Preschool and Elementary Spanish Teachers Should Collaborate Too

We have all heard about the importance and need for collaboration among educators. Grade-level teachers should collaborate to align outcomes. Within content areas, teachers should collaborate to align standards and instructional practices. Administrators should collaborate to become better instructional coaches. What about preschool and elementary Spanish teachers? Many of us work alone, with no other foreign language teachers on our campus. Many of us don’t even have a classroom. Most of our colleagues don’t understand foreign language education. Even though all of this may be true, the fact is that elementary and preschool teachers should collaborate too.

The benefits of collaboration in education are widely-recognized. Teachers experience greater job satisfaction. Instruction becomes more efficient and effective. Student achievement increases. The challenge for preschool and elementary Spanish teachers is that we often work alone, in a subject that is not understood by most, and we may not feel a real connection to the staff in our schools.
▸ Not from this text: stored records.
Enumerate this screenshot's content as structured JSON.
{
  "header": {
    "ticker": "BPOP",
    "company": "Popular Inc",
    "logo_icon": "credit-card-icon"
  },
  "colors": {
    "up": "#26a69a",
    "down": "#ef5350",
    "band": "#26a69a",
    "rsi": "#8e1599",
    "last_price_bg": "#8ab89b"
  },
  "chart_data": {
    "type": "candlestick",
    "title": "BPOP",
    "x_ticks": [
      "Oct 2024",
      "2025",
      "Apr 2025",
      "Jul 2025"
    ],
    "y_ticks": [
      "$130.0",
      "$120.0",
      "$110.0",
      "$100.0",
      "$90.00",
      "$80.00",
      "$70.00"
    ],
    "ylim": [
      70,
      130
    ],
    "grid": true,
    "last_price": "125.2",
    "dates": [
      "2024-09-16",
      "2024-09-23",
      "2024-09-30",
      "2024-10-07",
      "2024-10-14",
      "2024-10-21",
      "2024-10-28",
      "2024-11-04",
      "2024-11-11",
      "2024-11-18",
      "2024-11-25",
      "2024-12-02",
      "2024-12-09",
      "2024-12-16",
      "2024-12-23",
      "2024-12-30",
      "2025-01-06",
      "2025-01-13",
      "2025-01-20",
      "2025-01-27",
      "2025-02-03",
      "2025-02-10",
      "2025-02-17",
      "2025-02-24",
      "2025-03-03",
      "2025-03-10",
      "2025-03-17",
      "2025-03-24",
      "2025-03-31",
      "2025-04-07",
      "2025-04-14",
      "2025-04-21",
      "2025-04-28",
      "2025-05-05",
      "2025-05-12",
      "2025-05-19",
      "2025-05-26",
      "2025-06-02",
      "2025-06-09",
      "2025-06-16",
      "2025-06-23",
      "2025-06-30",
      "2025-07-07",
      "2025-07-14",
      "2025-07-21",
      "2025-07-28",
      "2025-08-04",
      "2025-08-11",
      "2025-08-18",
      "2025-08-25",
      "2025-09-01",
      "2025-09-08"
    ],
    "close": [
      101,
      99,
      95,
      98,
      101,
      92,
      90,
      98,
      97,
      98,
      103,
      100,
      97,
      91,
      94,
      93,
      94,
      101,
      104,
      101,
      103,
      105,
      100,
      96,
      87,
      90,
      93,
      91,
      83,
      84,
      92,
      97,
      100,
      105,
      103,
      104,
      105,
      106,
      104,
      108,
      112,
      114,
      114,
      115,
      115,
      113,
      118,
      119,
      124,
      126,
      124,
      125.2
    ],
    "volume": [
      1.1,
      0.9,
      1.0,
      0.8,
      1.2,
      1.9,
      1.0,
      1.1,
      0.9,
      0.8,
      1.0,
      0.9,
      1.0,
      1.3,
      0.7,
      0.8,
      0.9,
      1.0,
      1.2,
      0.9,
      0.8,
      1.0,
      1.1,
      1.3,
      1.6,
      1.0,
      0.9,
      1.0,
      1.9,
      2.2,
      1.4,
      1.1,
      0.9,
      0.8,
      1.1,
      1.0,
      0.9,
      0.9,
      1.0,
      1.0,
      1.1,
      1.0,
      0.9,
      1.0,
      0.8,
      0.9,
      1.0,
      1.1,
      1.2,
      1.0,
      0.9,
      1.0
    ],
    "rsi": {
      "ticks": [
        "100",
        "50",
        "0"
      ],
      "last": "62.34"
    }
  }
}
That being said, there are ways to overcome these obstacles and engage in meaningful collaboration that will benefit you and your students.

  • Even though there may not be other foreign language teachers at your school, you can still gain insights into instructional practices and classroom management from other content-area teachers. Make the time to talk to other teachers at your school. You may not share planning time with other teachers, so seek them out during their planning time or go to the teachers’ lounge during lunch time. Have specific questions for them. Most teachers are happy to share knowledge and experience.
  • Seek out other foreign language teachers in your district and find a time to meet with them regularly. Even if you do this just once a semester, it will help you.
  • Join a professional organization such as NNELL or ACTFL. Both of these organizations have a wealth of resources for foreign language teachers. Sonrisas Spanish also offers ongoing support for users of our curriculum. You can call our office any time and speak to us.
  • Do some professional reading.
  • Talk to the principal of your school. Increasingly, administrators are being asked to take on the role of instructional leaders. Take advantage of this. Many principals have a background as a classroom teacher, and their insights can be of great value.

The amazing thing about collaboration is that often the simple act of sharing your ideas and listening to others’ ideas can change your perspective and give you new energy and direction.